Despite its name, only around five out of every 100 people with the condition develop it from playing tennis or golf. A significant number do have elbow pain as a result of sporting activities, however.

The condition can occur in anyone whose work entails making repetitive wrist and arm movements, such as painters, plumbers, butchers, carpenters and, of course, sportsmen and women. You can also develop the condition if your forearm muscles are not used to performing certain activities such as decorating or gardening.

Straining the muscles and tendons in the forearm leads to a break down of collagen and can cause microscopic tears and inflammation around the lateral epicondyle, which is the bony lump on the outside of your elbow. Over time, these microscopic tears cause tendonitis and can become partial or full thickness tears.
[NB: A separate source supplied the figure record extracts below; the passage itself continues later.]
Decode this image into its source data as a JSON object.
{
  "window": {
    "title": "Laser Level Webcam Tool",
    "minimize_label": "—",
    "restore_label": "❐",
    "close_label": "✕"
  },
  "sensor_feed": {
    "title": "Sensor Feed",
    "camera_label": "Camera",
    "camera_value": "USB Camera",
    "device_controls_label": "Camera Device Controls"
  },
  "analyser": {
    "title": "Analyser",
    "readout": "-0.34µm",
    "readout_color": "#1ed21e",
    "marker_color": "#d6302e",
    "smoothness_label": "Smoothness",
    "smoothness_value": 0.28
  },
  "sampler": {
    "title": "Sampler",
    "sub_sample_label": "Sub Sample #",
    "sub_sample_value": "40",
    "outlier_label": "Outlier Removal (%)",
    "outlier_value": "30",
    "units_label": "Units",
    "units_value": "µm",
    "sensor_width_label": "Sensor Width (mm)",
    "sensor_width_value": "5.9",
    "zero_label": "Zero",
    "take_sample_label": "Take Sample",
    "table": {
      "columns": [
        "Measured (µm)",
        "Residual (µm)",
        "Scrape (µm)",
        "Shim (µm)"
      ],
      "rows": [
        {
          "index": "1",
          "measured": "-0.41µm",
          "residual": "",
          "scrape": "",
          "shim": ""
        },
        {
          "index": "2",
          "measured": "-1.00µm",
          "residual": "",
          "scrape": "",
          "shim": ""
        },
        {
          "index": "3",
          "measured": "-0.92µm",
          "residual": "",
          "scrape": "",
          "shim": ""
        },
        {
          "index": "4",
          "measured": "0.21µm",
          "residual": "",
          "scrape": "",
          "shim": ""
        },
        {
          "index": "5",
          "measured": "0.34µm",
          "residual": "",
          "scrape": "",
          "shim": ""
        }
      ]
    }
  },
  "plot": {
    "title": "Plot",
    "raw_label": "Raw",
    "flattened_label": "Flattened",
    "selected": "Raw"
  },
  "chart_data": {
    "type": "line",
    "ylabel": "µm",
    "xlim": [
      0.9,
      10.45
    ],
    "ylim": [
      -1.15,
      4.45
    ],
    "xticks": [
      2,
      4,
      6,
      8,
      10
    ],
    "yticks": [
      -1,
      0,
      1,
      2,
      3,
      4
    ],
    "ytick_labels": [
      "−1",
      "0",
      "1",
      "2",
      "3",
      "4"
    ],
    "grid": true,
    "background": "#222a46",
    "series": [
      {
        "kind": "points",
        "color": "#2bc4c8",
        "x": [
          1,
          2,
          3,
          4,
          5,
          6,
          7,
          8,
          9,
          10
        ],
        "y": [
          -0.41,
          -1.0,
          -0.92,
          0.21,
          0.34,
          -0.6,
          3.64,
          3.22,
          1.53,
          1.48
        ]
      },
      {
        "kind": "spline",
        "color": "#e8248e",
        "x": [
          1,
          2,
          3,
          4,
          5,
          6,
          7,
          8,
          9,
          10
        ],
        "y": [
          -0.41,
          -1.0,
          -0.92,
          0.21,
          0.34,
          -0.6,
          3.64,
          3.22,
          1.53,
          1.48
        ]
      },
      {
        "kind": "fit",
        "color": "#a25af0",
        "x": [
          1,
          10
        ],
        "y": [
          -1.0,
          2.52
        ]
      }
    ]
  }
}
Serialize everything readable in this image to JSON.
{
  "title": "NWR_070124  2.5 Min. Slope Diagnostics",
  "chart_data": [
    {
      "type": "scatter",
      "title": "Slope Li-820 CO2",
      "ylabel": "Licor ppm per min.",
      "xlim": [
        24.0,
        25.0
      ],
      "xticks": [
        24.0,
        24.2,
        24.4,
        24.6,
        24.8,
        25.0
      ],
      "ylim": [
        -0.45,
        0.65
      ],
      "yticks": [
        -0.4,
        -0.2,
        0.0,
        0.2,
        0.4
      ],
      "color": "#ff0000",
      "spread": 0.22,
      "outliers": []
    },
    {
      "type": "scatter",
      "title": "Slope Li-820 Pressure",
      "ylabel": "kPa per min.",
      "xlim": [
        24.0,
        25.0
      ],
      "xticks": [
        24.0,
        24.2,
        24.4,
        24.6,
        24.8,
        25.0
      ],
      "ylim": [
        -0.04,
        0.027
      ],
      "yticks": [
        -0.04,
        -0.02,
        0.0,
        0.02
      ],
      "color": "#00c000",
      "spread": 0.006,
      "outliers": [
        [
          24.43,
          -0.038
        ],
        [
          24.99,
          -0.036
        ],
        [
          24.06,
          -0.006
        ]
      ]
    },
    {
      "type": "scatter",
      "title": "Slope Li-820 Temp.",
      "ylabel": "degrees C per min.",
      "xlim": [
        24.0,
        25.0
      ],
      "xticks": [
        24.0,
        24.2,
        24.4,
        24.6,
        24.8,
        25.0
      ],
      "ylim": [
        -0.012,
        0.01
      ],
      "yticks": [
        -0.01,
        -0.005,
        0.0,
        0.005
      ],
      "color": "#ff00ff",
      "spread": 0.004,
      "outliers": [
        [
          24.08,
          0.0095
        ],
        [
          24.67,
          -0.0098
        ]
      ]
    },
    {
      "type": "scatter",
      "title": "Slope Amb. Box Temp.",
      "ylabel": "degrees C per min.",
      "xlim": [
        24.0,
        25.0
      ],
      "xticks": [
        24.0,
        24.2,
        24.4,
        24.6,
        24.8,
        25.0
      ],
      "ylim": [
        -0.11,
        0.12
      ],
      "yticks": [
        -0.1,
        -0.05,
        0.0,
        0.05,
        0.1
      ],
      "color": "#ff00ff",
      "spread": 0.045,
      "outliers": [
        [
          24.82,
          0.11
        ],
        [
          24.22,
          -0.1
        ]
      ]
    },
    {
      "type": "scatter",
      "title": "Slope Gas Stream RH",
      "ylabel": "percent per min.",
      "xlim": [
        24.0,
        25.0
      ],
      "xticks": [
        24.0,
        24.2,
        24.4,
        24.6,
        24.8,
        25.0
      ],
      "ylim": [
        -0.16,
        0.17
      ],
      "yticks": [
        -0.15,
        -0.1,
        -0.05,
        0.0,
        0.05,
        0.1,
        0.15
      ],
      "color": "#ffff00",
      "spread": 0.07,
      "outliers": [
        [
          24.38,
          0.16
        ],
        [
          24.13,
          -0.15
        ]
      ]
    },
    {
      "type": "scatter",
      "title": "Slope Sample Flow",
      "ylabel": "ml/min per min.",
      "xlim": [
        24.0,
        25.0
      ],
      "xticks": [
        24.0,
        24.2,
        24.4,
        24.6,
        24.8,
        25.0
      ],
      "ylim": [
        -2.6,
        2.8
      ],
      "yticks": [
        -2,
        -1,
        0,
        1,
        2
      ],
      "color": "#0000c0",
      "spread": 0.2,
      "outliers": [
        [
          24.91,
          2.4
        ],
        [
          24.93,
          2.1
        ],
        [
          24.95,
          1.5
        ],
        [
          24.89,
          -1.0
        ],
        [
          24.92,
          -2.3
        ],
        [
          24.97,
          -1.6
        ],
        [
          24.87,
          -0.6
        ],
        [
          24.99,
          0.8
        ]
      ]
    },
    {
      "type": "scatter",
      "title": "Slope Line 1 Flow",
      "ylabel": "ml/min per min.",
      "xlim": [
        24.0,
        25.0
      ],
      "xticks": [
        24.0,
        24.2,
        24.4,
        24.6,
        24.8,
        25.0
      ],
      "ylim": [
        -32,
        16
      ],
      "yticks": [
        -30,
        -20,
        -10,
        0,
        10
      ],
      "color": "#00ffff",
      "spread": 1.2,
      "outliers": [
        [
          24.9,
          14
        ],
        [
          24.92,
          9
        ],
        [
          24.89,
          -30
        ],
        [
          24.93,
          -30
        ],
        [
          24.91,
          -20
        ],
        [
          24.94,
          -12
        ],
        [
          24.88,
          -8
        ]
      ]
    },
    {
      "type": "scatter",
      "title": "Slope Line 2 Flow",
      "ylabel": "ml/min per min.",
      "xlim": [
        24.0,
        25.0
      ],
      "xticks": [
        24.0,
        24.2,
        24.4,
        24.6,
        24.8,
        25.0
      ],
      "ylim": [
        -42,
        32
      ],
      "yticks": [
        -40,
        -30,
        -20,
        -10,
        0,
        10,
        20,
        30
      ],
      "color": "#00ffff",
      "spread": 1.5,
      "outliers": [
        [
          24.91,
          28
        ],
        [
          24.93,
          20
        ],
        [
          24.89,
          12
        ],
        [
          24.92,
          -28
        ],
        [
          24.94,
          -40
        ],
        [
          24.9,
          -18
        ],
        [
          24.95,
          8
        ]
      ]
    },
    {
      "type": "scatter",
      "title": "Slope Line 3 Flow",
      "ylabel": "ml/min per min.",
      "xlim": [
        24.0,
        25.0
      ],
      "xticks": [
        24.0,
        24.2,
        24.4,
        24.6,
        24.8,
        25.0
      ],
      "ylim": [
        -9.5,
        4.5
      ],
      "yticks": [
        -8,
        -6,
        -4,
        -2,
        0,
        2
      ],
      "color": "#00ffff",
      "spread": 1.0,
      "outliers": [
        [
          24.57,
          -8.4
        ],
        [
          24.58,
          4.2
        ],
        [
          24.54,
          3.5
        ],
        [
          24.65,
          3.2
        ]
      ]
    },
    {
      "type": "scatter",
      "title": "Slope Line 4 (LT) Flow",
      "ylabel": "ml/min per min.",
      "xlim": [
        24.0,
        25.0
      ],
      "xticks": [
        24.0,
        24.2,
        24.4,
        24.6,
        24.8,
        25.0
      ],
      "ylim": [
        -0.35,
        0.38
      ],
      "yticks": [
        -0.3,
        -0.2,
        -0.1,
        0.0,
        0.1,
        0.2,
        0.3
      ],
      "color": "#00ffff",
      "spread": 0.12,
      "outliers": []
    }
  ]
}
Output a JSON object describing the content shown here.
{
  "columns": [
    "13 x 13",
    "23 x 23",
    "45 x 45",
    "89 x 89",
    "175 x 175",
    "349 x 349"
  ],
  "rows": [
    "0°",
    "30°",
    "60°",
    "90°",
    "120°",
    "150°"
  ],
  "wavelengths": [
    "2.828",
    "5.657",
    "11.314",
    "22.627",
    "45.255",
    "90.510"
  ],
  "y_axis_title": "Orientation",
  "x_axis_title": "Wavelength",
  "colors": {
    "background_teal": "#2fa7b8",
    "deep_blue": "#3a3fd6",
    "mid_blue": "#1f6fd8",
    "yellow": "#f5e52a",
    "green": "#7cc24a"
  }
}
Among the activities that can trigger tennis / golfer’s elbow are:

  • Manual work such as plumbing or bricklaying
  • Racquet sports like tennis or squash
  • Throwing sports like javelin or discus
  • Gardening
  • Painting and decorating
  • Activities that involve small, repetitive hand or wrist movements, such as typing or playing the piano
  • Playing the violin or other activities that involve repeatedly bending the elbow

It is a common condition that most often occurs in 30-50 year olds. It may last one to two years and can often recur.

What are the symptoms of tennis / golfer's elbow?

Symptoms include pain on the outside or the inside of the elbow as well as the forearm and in the back of the hand. This can range from mild discomfort to severe pain. It is often made worse by using your arm, particularly for twisting movements or gripping. The pain is most likely to be felt:

  • Just below your elbow, on the outside or inside of your upper forearm
  • When holding a pen or other small object
  • When twisting the forearm, for example to turn a door handle
  • When fully extending your arm
  • When lifting or bending your arm

How is tennis / golfer's elbow diagnosed?

tennis / golfer’s elbow usually gets better on its own with painkillers, anti-inflammatories and rest, which is vital as it enables the tendons to heal. You should seek medical help, however, if your symptoms have lasted longer than six weeks. Ice packs applied for 15 minutes three or four times a day can help to reduce swelling and alleviate pain and you may also want to use tennis elbow clasps or taping to reduce symptoms. Physiotherapy may also help. A physiotherapist will evaluate movements that you perform repetitively as part of your job or sport and can teach you exercises that will help to avoid repetitive wrist motions wherever possible and stretch and strengthen the muscles of your forearm.

You may be offered an injection of platelet-rich plasma (PRP), which uses plasma from your own blood to encourage healing, or dry needling of the damaged tendon to promote healing. Ultrasonic tenotomy inserts a needle into the damaged portion of the tendon using ultrasound guidance. Ultrasonic energy vibrates the needle so swiftly that the damaged tissue liquefies. It is then suctioned out to enable the tendon to heal.

Surgery is very rarely used for tennis elbow although it may be used for other problems around the elbow such as ligament injuries.

Elbow arthroscopy – if your condition hasn’t improved after six to twelve months, you may be offered an elbow arthroscopy. During the procedure, small incisions are made in the skin through which a thin, tube-like instrument called an arthroscope is inserted. Small surgical instruments are used to remove damaged section of tissue. In some cases, this procedure may be performed using open surgery.